When the old man had said this so loudly, and while those about him were drawing back, many crossed themselves, feeling a combat of great power passing before them. They saw their father suddenly loosed from terror, and his limbs relax, and the falling upon his face of an awful dignity, which at the last relapsed into a stern but conquering smile. And so he lay backwards and was dead.

That evening they said Mass, and they absolved the body laid out upon a bier before the altar, and surrounded, as custom is, with lights, and the women also sang. And when the morning came they put the body of Martin upon a boat draped with hangings as fitted the greatness of the man and of his office and of all the evangelization of the Gauls. And certain skilful men having been chosen from among the river people to guide the boat over the turning of the flood water, they brought it down to Tours, and there they buried him amid a great concourse of the people, and all his monks lamenting him from the caves beyond the river. Then, when some years had passed, the devotion of his successors built a little chapel over that famous grave, and a bishop from foreign parts sent a sculptured marble for the tomb, and later still another church was raised in memory of the apostle.

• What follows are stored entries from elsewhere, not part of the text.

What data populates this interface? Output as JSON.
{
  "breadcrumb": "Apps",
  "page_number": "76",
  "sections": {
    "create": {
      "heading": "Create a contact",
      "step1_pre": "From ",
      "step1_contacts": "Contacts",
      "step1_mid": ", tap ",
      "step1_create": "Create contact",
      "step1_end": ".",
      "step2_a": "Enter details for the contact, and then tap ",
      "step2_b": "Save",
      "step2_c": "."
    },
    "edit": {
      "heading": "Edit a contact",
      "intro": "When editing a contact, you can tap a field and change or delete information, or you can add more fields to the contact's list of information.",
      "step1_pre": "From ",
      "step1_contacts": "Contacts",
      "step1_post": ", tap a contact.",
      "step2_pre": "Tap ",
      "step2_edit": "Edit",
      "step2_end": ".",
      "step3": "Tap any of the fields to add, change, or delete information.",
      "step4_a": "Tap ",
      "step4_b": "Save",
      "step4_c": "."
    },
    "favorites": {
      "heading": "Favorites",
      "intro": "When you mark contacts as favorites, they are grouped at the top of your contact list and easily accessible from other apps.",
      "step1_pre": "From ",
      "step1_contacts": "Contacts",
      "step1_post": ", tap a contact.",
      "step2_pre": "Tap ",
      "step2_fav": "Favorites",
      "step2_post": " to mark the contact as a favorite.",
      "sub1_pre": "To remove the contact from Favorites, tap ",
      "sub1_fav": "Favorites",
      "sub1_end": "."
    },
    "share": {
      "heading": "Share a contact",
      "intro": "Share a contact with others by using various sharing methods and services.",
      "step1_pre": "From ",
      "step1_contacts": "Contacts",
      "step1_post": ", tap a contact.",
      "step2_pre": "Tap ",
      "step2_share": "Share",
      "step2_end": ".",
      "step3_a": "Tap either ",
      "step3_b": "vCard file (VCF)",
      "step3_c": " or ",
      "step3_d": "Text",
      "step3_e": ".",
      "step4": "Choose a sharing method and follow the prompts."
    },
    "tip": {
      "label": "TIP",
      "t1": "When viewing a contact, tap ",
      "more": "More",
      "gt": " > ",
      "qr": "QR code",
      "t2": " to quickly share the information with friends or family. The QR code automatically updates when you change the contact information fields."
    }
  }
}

And one hundred years and another hundred years and another went by to the added glory of his tomb, until pagan savages of the north came and ruined it; and when it had risen again in splendour above him, other enemies, heretics, came and ruined it again, leaving it all desolate and bare walls, and at last only two towers of what had been his shrine. But for the third time, and in our day, men built the shrine again, and there it is, as you may see it if you go. And so it will be, perhaps, for many lives of men to come—the Church rising and falling, and the tomb of Martin continuing in the midst.